Je retrouve le prêtre rapidement. Nos teints clairs -surtout le mien- dénotent avec le caramel des boliviens. Avant même de me présenter, dans un regain de foi que seule le Soroche peut provoquer, j’hésite à lui demander l’extrême-onction, par précaution. Et lui explique mon mal et mes problèmes d’oraison funèbre à régler. En guise de foi, il me tend une boîte de médicaments que d’autres voyageurs lui ont laissé. Pour des gens comme moi. Mal préparés.
J’ai des envies d’overdose mais m’en tiens au nécessaire. Et suis les recommandations du saint homme « tu vas te coucher et tu ne fais aucun effort le temps que ça s’estompe ». Je retourne dans mon antre de luxe et patiente le temps de la guérison. Je sens mes mains dégonfler et mon cerveau se calmer. Je retrouve l’inspiration mais n’écris aucun testament. J’ai plutôt envie d’envoyer une missive au Vatican pour demander la canonisation de ce prêtre qui a réalisé un miracle quoique chimique.

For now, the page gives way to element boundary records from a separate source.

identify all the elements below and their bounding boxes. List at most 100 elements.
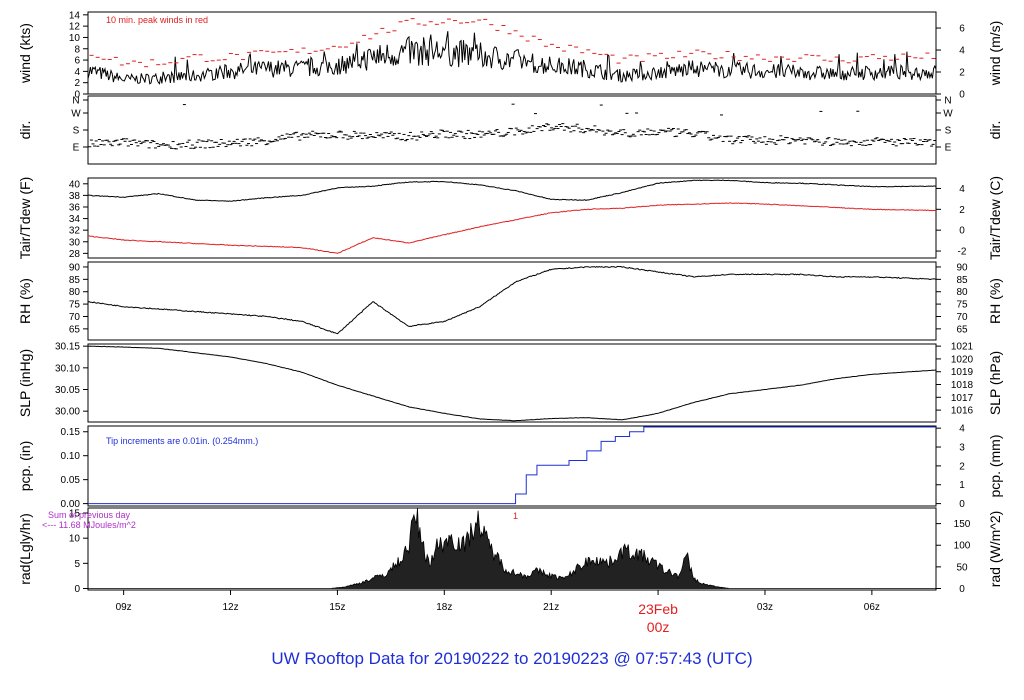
- panel-frame-slp: [87, 343, 937, 423]
- solar-note-line1: Sum of previous day: [48, 510, 131, 520]
- y-tick-label-right: 1: [959, 480, 965, 491]
- y-tick-label: 12: [69, 22, 81, 33]
- y-tick-label-right: 0: [959, 584, 965, 595]
- panel-frame-dir: [87, 95, 937, 165]
- y-axis-label: wind (kts): [17, 23, 33, 84]
- y-tick-label-right: 2: [959, 68, 965, 79]
- panel-frame-temp: [87, 177, 937, 259]
- y-tick-label: 32: [69, 226, 81, 237]
- y-tick-label: 6: [74, 56, 80, 67]
- y-tick-label: 65: [69, 324, 81, 335]
- y-tick-label-right: 70: [956, 312, 968, 323]
- y-tick-label: 75: [69, 300, 81, 311]
- solar-radiation-area: [87, 508, 937, 589]
- y-tick-label: 38: [69, 191, 81, 202]
- y-tick-label-right: 50: [956, 562, 968, 573]
- y-axis-label-right: SLP (hPa): [987, 351, 1003, 415]
- y-tick-label: N: [72, 96, 79, 107]
- y-tick-label-right: 4: [959, 184, 965, 195]
- y-axis-label: RH (%): [17, 278, 33, 324]
- pcp-annotation: Tip increments are 0.01in. (0.254mm.): [106, 436, 258, 446]
- y-tick-label-right: 80: [956, 287, 968, 298]
- y-tick-label: 5: [74, 559, 80, 570]
- series-temp-1: [87, 202, 937, 254]
- y-tick-label-right: 100: [954, 541, 971, 552]
- y-tick-label: 10: [69, 33, 81, 44]
- y-tick-label: W: [71, 109, 81, 120]
- y-axis-label: rad(Lgly/hr): [17, 513, 33, 585]
- y-tick-label-right: 1016: [951, 406, 974, 417]
- y-tick-label-right: W: [943, 109, 953, 120]
- y-tick-label-right: 3: [959, 443, 965, 454]
- y-axis-label-right: Tair/Tdew (C): [987, 176, 1003, 260]
- y-axis-label: pcp. (in): [17, 441, 33, 492]
- y-tick-label-right: 0: [959, 499, 965, 510]
- y-tick-label: 40: [69, 179, 81, 190]
- series-wind-speed: [87, 31, 937, 85]
- y-axis-label-right: dir.: [987, 121, 1003, 140]
- x-tick-label: 09z: [116, 602, 132, 613]
- x-tick-label: 21z: [543, 602, 559, 613]
- pcp-start-marker: 1: [513, 511, 518, 521]
- y-tick-label: 2: [74, 78, 80, 89]
- y-tick-label: 0: [74, 584, 80, 595]
- y-tick-label: 30.15: [55, 342, 80, 353]
- y-axis-label: SLP (inHg): [17, 349, 33, 417]
- y-tick-label-right: 6: [959, 24, 965, 35]
- y-tick-label-right: 4: [959, 424, 965, 435]
- y-axis-label: dir.: [17, 121, 33, 140]
- y-tick-label: 10: [69, 534, 81, 545]
- y-tick-label-right: 90: [956, 262, 968, 273]
- y-axis-label-right: wind (m/s): [987, 21, 1003, 87]
- y-tick-label: 90: [69, 262, 81, 273]
- y-tick-label-right: 1017: [951, 393, 974, 404]
- date-sublabel: 00z: [647, 619, 670, 635]
- y-tick-label: 8: [74, 44, 80, 55]
- y-tick-label: 4: [74, 67, 80, 78]
- y-tick-label: S: [73, 126, 80, 137]
- y-tick-label: 36: [69, 202, 81, 213]
- panel-frame-rad: [87, 507, 937, 591]
- y-tick-label: 0.15: [61, 427, 81, 438]
- y-tick-label: 30: [69, 237, 81, 248]
- y-tick-label-right: 85: [956, 275, 968, 286]
- y-tick-label-right: 1021: [951, 342, 974, 353]
- y-tick-label: 30.00: [55, 407, 80, 418]
- date-label: 23Feb: [638, 601, 678, 617]
- x-tick-label: 03z: [757, 602, 773, 613]
- y-tick-label: 30.10: [55, 363, 80, 374]
- y-tick-label: E: [73, 143, 80, 154]
- y-tick-label: 28: [69, 249, 81, 260]
- x-tick-label: 06z: [864, 602, 880, 613]
- y-tick-label: 15: [69, 509, 81, 520]
- y-tick-label: 34: [69, 214, 81, 225]
- page-title: UW Rooftop Data for 20190222 to 20190223…: [271, 649, 753, 668]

La Paz est colérique. La Paz est véhémente. La capitale bolivienne a le pouvoir d’un alcool frelaté et possède une palette de couleurs qui rendrait jaloux les plus grands impressionnistes. Qui la supporte est chanceux. Qui en souffre doit la fuir. Je la fuis en fin de journée. Cette ville qui pourtant, à la nuit tombée, entourée de montagnes parsemées de lumières, possède une gueule d’ange et quelque chose de féerique.